Difference between RewardTrainer and DPOTrainer? when to use each over the other?

huggingface / trl

Train transformer language models with reinforcement learning.

http://hf.co/docs/trl

Apache License 2.0

10k stars 1.27k forks source link

Difference between RewardTrainer and DPOTrainer? when to use each over the other? #1106

Closed pradeepdev-1995 closed 9 months ago

pradeepdev-1995 commented 10 months ago

What is the difference between RewardTrainer and DPOTrainer? when to use each over the other?

lvwerra commented 10 months ago

They serve completely different purposes:

The RewardTrainer is trained on preference data and can then be used e.g. as a reward signal to train a model using PPO
The DPOTrainer directly optimized the model on preference data without the need for a reward model and PPO

Hope this helps.

pradeepdev-1995 commented 10 months ago

but in both trainers, we are passing the accepted and rejected data pairs. so both using RL right? @lvwerra

lvwerra commented 10 months ago

No the RewardModel is just a classifier, so it does not generate text, whereas the DPOTrainer directly trains the language model.

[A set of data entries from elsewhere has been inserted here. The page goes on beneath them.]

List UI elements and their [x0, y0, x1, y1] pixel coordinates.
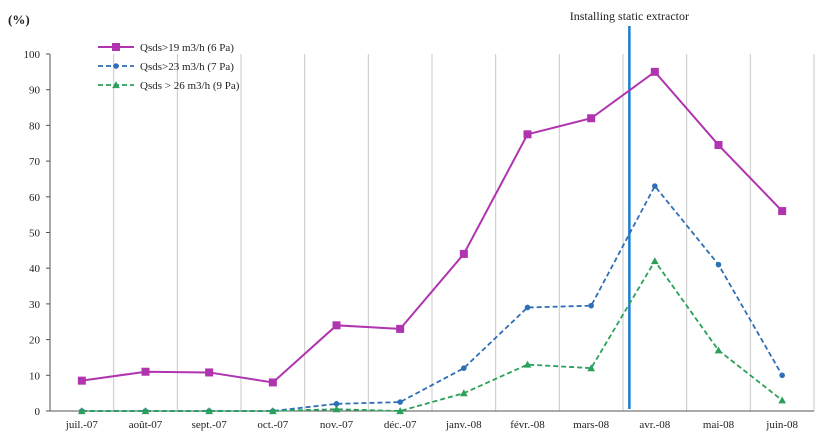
- x-tick-label: nov.-07: [320, 419, 354, 431]
- x-tick-label: avr.-08: [639, 419, 670, 431]
- data-point: [142, 368, 150, 376]
- x-tick-labels: juil.-07 août-07 sept.-07 oct.-07 nov.-07 déc…: [65, 419, 799, 431]
- x-tick-label: sept.-07: [192, 419, 228, 431]
- legend: Qsds>19 m3/h (6 Pa) Qsds>23 m3/h (7 Pa) Qs…: [98, 42, 240, 92]
- x-tick-label: août-07: [129, 419, 163, 431]
- y-tick-label: 30: [29, 299, 41, 311]
- data-point: [651, 257, 659, 264]
- legend-label: Qsds > 26 m3/h (9 Pa): [140, 80, 240, 92]
- y-tick-label: 100: [24, 49, 41, 61]
- data-point: [778, 207, 786, 215]
- x-tick-label: juil.-07: [65, 419, 99, 431]
- y-tick-label: 0: [35, 406, 41, 418]
- x-tick-label: févr.-08: [510, 419, 545, 431]
- data-point: [587, 114, 595, 122]
- legend-swatch-marker: [112, 43, 120, 51]
- y-axis-label: (%): [8, 12, 30, 27]
- axes: [46, 54, 814, 411]
- x-tick-label: mars-08: [573, 419, 610, 431]
- legend-label: Qsds>19 m3/h (6 Pa): [140, 42, 234, 54]
- data-point: [779, 373, 785, 379]
- y-tick-label: 80: [29, 120, 41, 132]
- legend-entry: Qsds>23 m3/h (7 Pa): [98, 61, 234, 73]
- x-tick-label: déc.-07: [384, 419, 417, 431]
- y-tick-label: 20: [29, 335, 41, 347]
- data-point: [461, 365, 467, 371]
- data-point: [652, 183, 658, 189]
- data-point: [716, 262, 722, 268]
- annotation-label: Installing static extractor: [570, 9, 689, 23]
- y-tick-label: 10: [29, 370, 41, 382]
- y-tick-label: 70: [29, 156, 41, 168]
- legend-entry: Qsds>19 m3/h (6 Pa): [98, 42, 234, 54]
- data-point: [78, 377, 86, 385]
- y-tick-label: 40: [29, 263, 41, 275]
- x-tick-label: janv.-08: [445, 419, 482, 431]
- data-point: [269, 378, 277, 386]
- legend-entry: Qsds > 26 m3/h (9 Pa): [98, 80, 240, 92]
- y-tick-label: 60: [29, 192, 41, 204]
- x-tick-label: juin-08: [765, 419, 798, 431]
- data-point: [778, 396, 786, 403]
- data-point: [396, 325, 404, 333]
- legend-label: Qsds>23 m3/h (7 Pa): [140, 61, 234, 73]
- data-point: [715, 141, 723, 149]
- legend-swatch-marker: [113, 63, 119, 69]
- data-point: [460, 250, 468, 258]
- data-point: [205, 368, 213, 376]
- data-point: [525, 305, 531, 311]
- annotation-layer: Installing static extractor: [570, 9, 689, 409]
- y-tick-label: 50: [29, 228, 41, 240]
- data-point: [397, 399, 403, 405]
- x-tick-label: oct.-07: [257, 419, 288, 431]
- data-point: [651, 68, 659, 76]
- data-point: [588, 303, 594, 309]
- x-tick-label: mai-08: [703, 419, 735, 431]
- y-tick-labels: 0 10 20 30 40 50 60 70 80 90 100: [24, 49, 41, 418]
- grid-lines: [50, 54, 814, 411]
- y-tick-label: 90: [29, 85, 41, 97]
- data-point: [524, 130, 532, 138]
- data-point: [333, 321, 341, 329]
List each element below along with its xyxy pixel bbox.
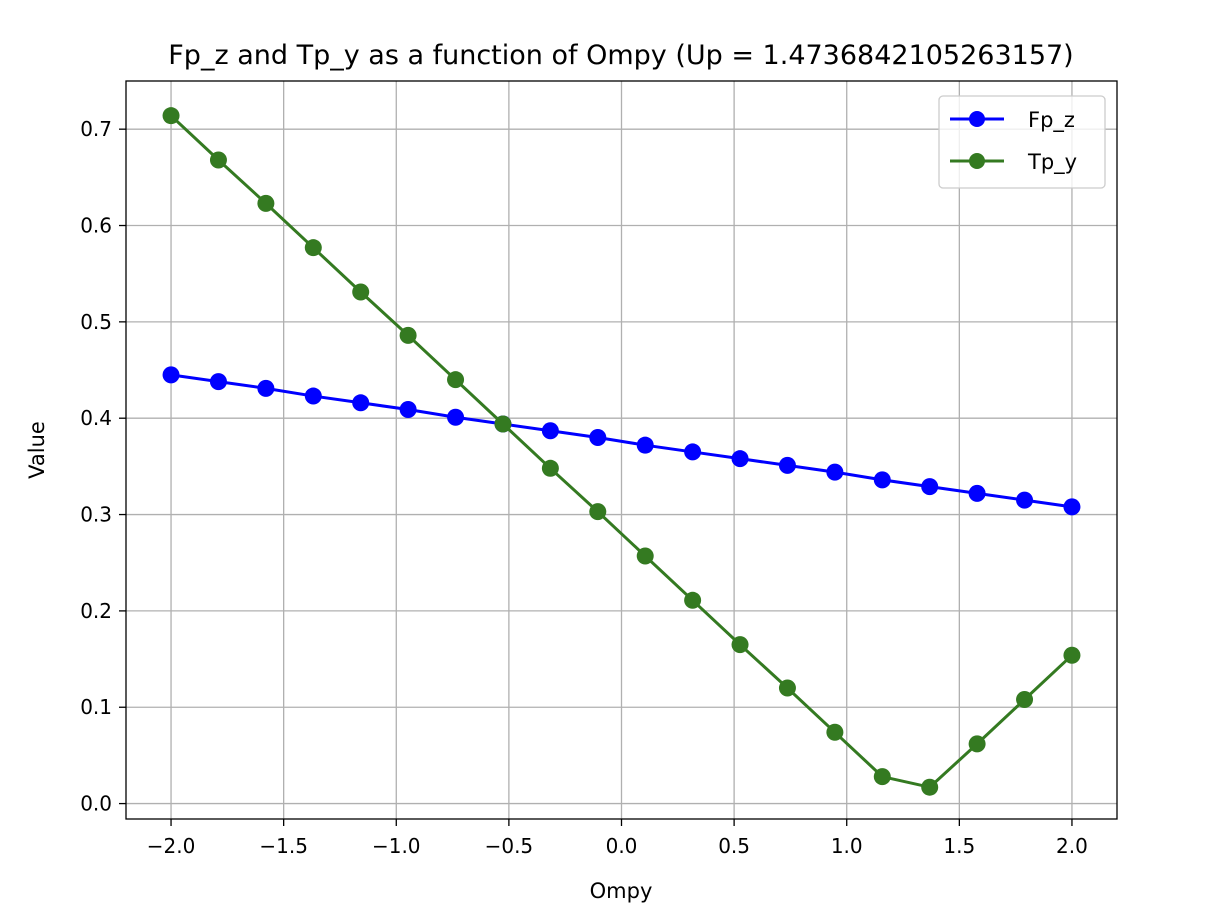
y-tick-label: 0.0 [80,792,112,816]
data-point-fp-z [209,373,227,391]
y-tick-label: 0.7 [80,117,112,141]
x-tick-label: −1.5 [259,834,308,858]
legend-label-tp-y: Tp_y [1027,150,1077,175]
data-point-fp-z [684,443,702,461]
x-tick-label: 0.5 [718,834,750,858]
legend-marker-fp-z [969,111,985,127]
data-point-tp-y [778,679,796,697]
x-tick-label: −0.5 [485,834,534,858]
data-point-tp-y [1063,646,1081,664]
x-tick-label: −1.0 [372,834,421,858]
data-point-tp-y [352,283,370,301]
data-point-fp-z [873,471,891,489]
data-point-fp-z [447,408,465,426]
y-tick-label: 0.6 [80,214,112,238]
data-point-tp-y [162,107,180,125]
x-tick-label: −2.0 [147,834,196,858]
data-point-fp-z [778,456,796,474]
data-point-tp-y [447,371,465,389]
data-point-fp-z [731,450,749,468]
data-point-tp-y [826,723,844,741]
data-point-tp-y [1016,691,1034,709]
y-tick-label: 0.3 [80,503,112,527]
data-point-fp-z [1063,498,1081,516]
x-tick-label: 1.0 [831,834,863,858]
data-point-tp-y [968,735,986,753]
data-point-fp-z [636,436,654,454]
data-point-tp-y [684,591,702,609]
series-layer [162,107,1081,796]
data-point-fp-z [257,379,275,397]
data-point-tp-y [921,778,939,796]
data-point-fp-z [352,394,370,412]
data-point-tp-y [304,239,322,257]
data-point-tp-y [541,459,559,477]
axis-ticks: −2.0 −1.5 −1.0 −0.5 0.0 0.5 1.0 1.5 2.0 0.0 0.1 0.2… [80,117,1088,858]
data-point-fp-z [541,422,559,440]
x-tick-label: 2.0 [1056,834,1088,858]
data-point-fp-z [304,387,322,405]
data-point-tp-y [636,547,654,565]
legend-label-fp-z: Fp_z [1028,108,1075,133]
y-tick-label: 0.1 [80,695,112,719]
y-tick-label: 0.4 [80,406,112,430]
x-axis-label: Ompy [590,879,653,903]
legend-marker-tp-y [969,153,985,169]
x-tick-label: 1.5 [943,834,975,858]
series-fp-z [162,366,1081,516]
data-point-fp-z [921,478,939,496]
legend: Fp_z Tp_y [938,95,1106,189]
data-point-fp-z [399,401,417,419]
legend-box [938,95,1106,189]
data-point-fp-z [826,463,844,481]
data-point-tp-y [494,415,512,433]
x-tick-label: 0.0 [606,834,638,858]
chart-title: Fp_z and Tp_y as a function of Ompy (Up … [168,40,1073,71]
data-point-tp-y [873,768,891,786]
data-point-tp-y [209,151,227,169]
data-point-tp-y [731,636,749,654]
data-point-fp-z [1016,491,1034,509]
data-point-fp-z [162,366,180,384]
y-tick-label: 0.2 [80,599,112,623]
y-tick-label: 0.5 [80,310,112,334]
y-axis-label: Value [25,421,49,479]
data-point-tp-y [589,503,607,521]
series-tp-y [162,107,1081,796]
data-point-fp-z [589,428,607,446]
data-point-fp-z [968,484,986,502]
data-point-tp-y [399,326,417,344]
data-point-tp-y [257,194,275,212]
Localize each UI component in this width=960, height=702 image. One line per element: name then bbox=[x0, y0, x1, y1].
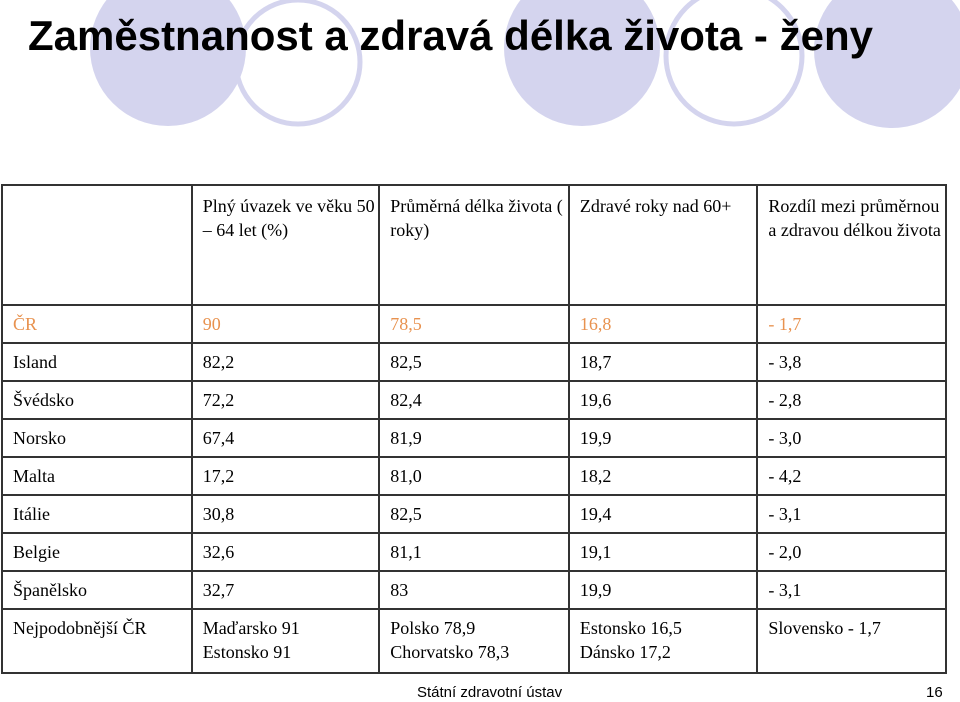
healthy-years-cell: 19,9 bbox=[567, 418, 759, 458]
country-cell: Švédsko bbox=[1, 380, 193, 420]
healthy-years-cell: 19,1 bbox=[567, 532, 759, 572]
footer-source: Státní zdravotní ústav bbox=[417, 684, 563, 701]
header-cell-healthy-years: Zdravé roky nad 60+ bbox=[567, 184, 759, 306]
most-similar-line: Estonsko 91 bbox=[202, 642, 292, 662]
header-cell-life-expectancy: Průměrná délka života ( roky) bbox=[378, 184, 570, 306]
fulltime-cell: 30,8 bbox=[190, 494, 381, 534]
most-similar-line: Polsko 78,9 bbox=[390, 618, 476, 638]
most-similar-line: Estonsko 16,5 bbox=[579, 618, 682, 638]
life-expectancy-cell: 78,5 bbox=[378, 304, 570, 344]
decor-circle-ring bbox=[663, 0, 805, 127]
decor-circle-fill bbox=[814, 0, 960, 128]
country-cell: ČR bbox=[1, 304, 193, 344]
life-expectancy-cell: 83 bbox=[378, 570, 570, 610]
country-cell: Belgie bbox=[1, 532, 193, 572]
decor-circle-ring bbox=[233, 0, 363, 127]
healthy-years-cell: 19,6 bbox=[567, 380, 759, 420]
most-similar-difference: Slovensko - 1,7 bbox=[756, 608, 947, 674]
table-header-row: Plný úvazek ve věku 50 – 64 let (%) Prům… bbox=[1, 184, 947, 306]
difference-cell: - 4,2 bbox=[756, 456, 947, 496]
header-cell-fulltime: Plný úvazek ve věku 50 – 64 let (%) bbox=[190, 184, 381, 306]
decor-circle-fill bbox=[90, 0, 246, 126]
country-cell: Malta bbox=[1, 456, 193, 496]
life-expectancy-cell: 82,5 bbox=[378, 342, 570, 382]
country-cell: Itálie bbox=[1, 494, 193, 534]
fulltime-cell: 32,6 bbox=[190, 532, 381, 572]
most-similar-life-expectancy: Polsko 78,9 Chorvatsko 78,3 bbox=[378, 608, 570, 674]
most-similar-line: Maďarsko 91 bbox=[202, 618, 300, 638]
decor-circle-fill bbox=[504, 0, 660, 126]
country-cell: Norsko bbox=[1, 418, 193, 458]
fulltime-cell: 82,2 bbox=[190, 342, 381, 382]
slide-title: Zaměstnanost a zdravá délka života - žen… bbox=[28, 12, 873, 59]
table-row-most-similar: Nejpodobnější ČR Maďarsko 91 Estonsko 91… bbox=[1, 608, 947, 674]
table-row: Island 82,2 82,5 18,7 - 3,8 bbox=[1, 342, 947, 382]
header-cell-difference: Rozdíl mezi průměrnou a zdravou délkou ž… bbox=[756, 184, 947, 306]
difference-cell: - 3,8 bbox=[756, 342, 947, 382]
most-similar-line: Chorvatsko 78,3 bbox=[390, 642, 510, 662]
life-expectancy-cell: 82,4 bbox=[378, 380, 570, 420]
difference-cell: - 3,1 bbox=[756, 494, 947, 534]
fulltime-cell: 17,2 bbox=[190, 456, 381, 496]
fulltime-cell: 72,2 bbox=[190, 380, 381, 420]
healthy-years-cell: 18,2 bbox=[567, 456, 759, 496]
most-similar-label: Nejpodobnější ČR bbox=[1, 608, 193, 674]
table-row: Belgie 32,6 81,1 19,1 - 2,0 bbox=[1, 532, 947, 572]
country-cell: Island bbox=[1, 342, 193, 382]
fulltime-cell: 67,4 bbox=[190, 418, 381, 458]
life-expectancy-cell: 81,9 bbox=[378, 418, 570, 458]
difference-cell: - 2,8 bbox=[756, 380, 947, 420]
most-similar-line: Slovensko - 1,7 bbox=[768, 618, 881, 638]
fulltime-cell: 32,7 bbox=[190, 570, 381, 610]
difference-cell: - 3,0 bbox=[756, 418, 947, 458]
healthy-years-cell: 19,9 bbox=[567, 570, 759, 610]
most-similar-line: Dánsko 17,2 bbox=[579, 642, 671, 662]
table-row: Španělsko 32,7 83 19,9 - 3,1 bbox=[1, 570, 947, 610]
healthy-years-cell: 16,8 bbox=[567, 304, 759, 344]
table-row: Itálie 30,8 82,5 19,4 - 3,1 bbox=[1, 494, 947, 534]
country-cell: Španělsko bbox=[1, 570, 193, 610]
table-row: Švédsko 72,2 82,4 19,6 - 2,8 bbox=[1, 380, 947, 420]
life-expectancy-cell: 82,5 bbox=[378, 494, 570, 534]
life-expectancy-cell: 81,0 bbox=[378, 456, 570, 496]
difference-cell: - 3,1 bbox=[756, 570, 947, 610]
most-similar-fulltime: Maďarsko 91 Estonsko 91 bbox=[190, 608, 381, 674]
decorative-circles bbox=[90, 0, 960, 128]
healthy-years-cell: 18,7 bbox=[567, 342, 759, 382]
most-similar-healthy-years: Estonsko 16,5 Dánsko 17,2 bbox=[567, 608, 759, 674]
difference-cell: - 1,7 bbox=[756, 304, 947, 344]
page-number: 16 bbox=[926, 684, 943, 701]
table-row-cr: ČR 90 78,5 16,8 - 1,7 bbox=[1, 304, 947, 344]
fulltime-cell: 90 bbox=[190, 304, 381, 344]
table-row: Norsko 67,4 81,9 19,9 - 3,0 bbox=[1, 418, 947, 458]
data-table: Plný úvazek ve věku 50 – 64 let (%) Prům… bbox=[1, 184, 947, 674]
header-cell-empty bbox=[1, 184, 193, 306]
healthy-years-cell: 19,4 bbox=[567, 494, 759, 534]
difference-cell: - 2,0 bbox=[756, 532, 947, 572]
life-expectancy-cell: 81,1 bbox=[378, 532, 570, 572]
table-row: Malta 17,2 81,0 18,2 - 4,2 bbox=[1, 456, 947, 496]
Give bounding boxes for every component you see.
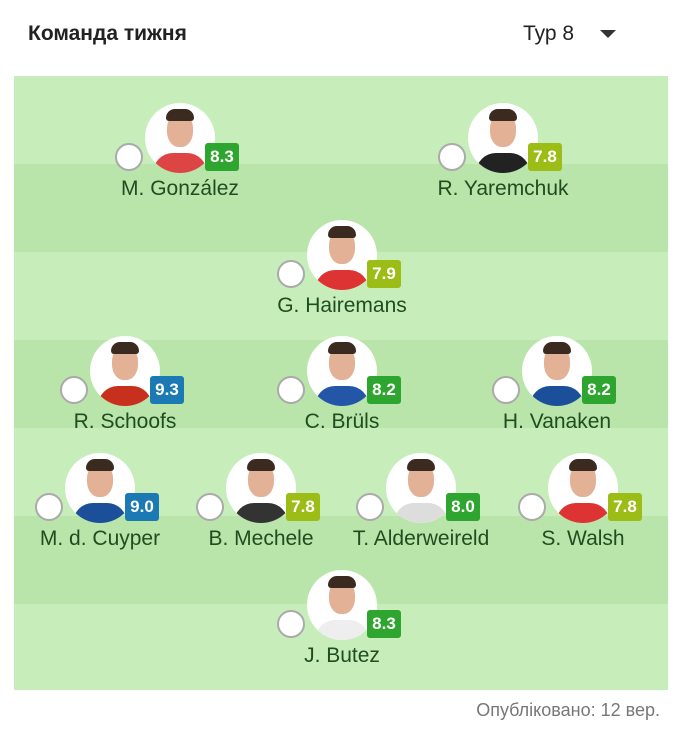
player-photo — [65, 453, 135, 523]
rating-badge: 8.2 — [367, 376, 401, 404]
player-card[interactable]: 8.3 J. Butez — [252, 570, 432, 680]
club-logo-icon — [35, 493, 63, 521]
rating-badge: 7.9 — [367, 260, 401, 288]
player-photo — [468, 103, 538, 173]
player-card[interactable]: 7.8 R. Yaremchuk — [413, 103, 593, 213]
player-name: J. Butez — [304, 644, 380, 667]
player-card[interactable]: 8.3 M. González — [90, 103, 270, 213]
club-logo-icon — [277, 610, 305, 638]
club-logo-icon — [196, 493, 224, 521]
club-logo-icon — [60, 376, 88, 404]
player-name: R. Yaremchuk — [437, 177, 569, 200]
player-card[interactable]: 8.0 T. Alderweireld — [331, 453, 511, 563]
player-photo — [386, 453, 456, 523]
player-name: S. Walsh — [541, 527, 625, 550]
player-card[interactable]: 9.3 R. Schoofs — [35, 336, 215, 446]
player-name: B. Mechele — [208, 527, 314, 550]
player-card[interactable]: 7.9 G. Hairemans — [252, 220, 432, 330]
club-logo-icon — [518, 493, 546, 521]
rating-badge: 9.0 — [125, 493, 159, 521]
club-logo-icon — [277, 260, 305, 288]
rating-badge: 9.3 — [150, 376, 184, 404]
player-card[interactable]: 8.2 C. Brüls — [252, 336, 432, 446]
player-photo — [307, 336, 377, 406]
rating-badge: 8.3 — [205, 143, 239, 171]
chevron-down-icon — [600, 30, 617, 38]
rating-badge: 8.3 — [367, 610, 401, 638]
player-photo — [307, 220, 377, 290]
player-name: H. Vanaken — [502, 410, 612, 433]
player-name: G. Hairemans — [277, 294, 407, 317]
round-selector[interactable]: Тур 8 — [523, 22, 617, 46]
player-card[interactable]: 7.8 S. Walsh — [493, 453, 673, 563]
player-name: M. d. Cuyper — [39, 527, 161, 550]
player-card[interactable]: 8.2 H. Vanaken — [467, 336, 647, 446]
rating-badge: 8.2 — [582, 376, 616, 404]
rating-badge: 7.8 — [608, 493, 642, 521]
club-logo-icon — [356, 493, 384, 521]
player-photo — [90, 336, 160, 406]
player-card[interactable]: 7.8 B. Mechele — [171, 453, 351, 563]
rating-badge: 7.8 — [528, 143, 562, 171]
player-name: R. Schoofs — [73, 410, 177, 433]
player-photo — [548, 453, 618, 523]
club-logo-icon — [438, 143, 466, 171]
player-photo — [145, 103, 215, 173]
rating-badge: 7.8 — [286, 493, 320, 521]
round-label: Тур 8 — [523, 22, 575, 45]
page-title: Команда тижня — [28, 22, 187, 45]
player-name: M. González — [121, 177, 239, 200]
club-logo-icon — [492, 376, 520, 404]
published-date: Опубліковано: 12 вер. — [476, 700, 660, 720]
player-name: C. Brüls — [304, 410, 380, 433]
player-photo — [522, 336, 592, 406]
rating-badge: 8.0 — [446, 493, 480, 521]
player-photo — [226, 453, 296, 523]
player-card[interactable]: 9.0 M. d. Cuyper — [10, 453, 190, 563]
player-photo — [307, 570, 377, 640]
club-logo-icon — [115, 143, 143, 171]
player-name: T. Alderweireld — [352, 527, 490, 550]
club-logo-icon — [277, 376, 305, 404]
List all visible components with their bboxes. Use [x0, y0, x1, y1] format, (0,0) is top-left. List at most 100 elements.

pradeepdev-1995 commented 10 months ago

@lvwerra In the official huggingface documentation The rewardtrainer dataset is given as below

https://huggingface.co/datasets/Anthropic/hh-rlhf?row=8

Its a text generation dataset rather than a classification dataset.

lvwerra commented 10 months ago

It is a preference dataset with chosen and rejected samples. The RewardModel is trained to classify the samples into these two classes.

github-actions[bot] commented 9 months ago

This issue has been automatically marked as stale because it has not had recent activity. If you think this still needs to be addressed please comment on this thread.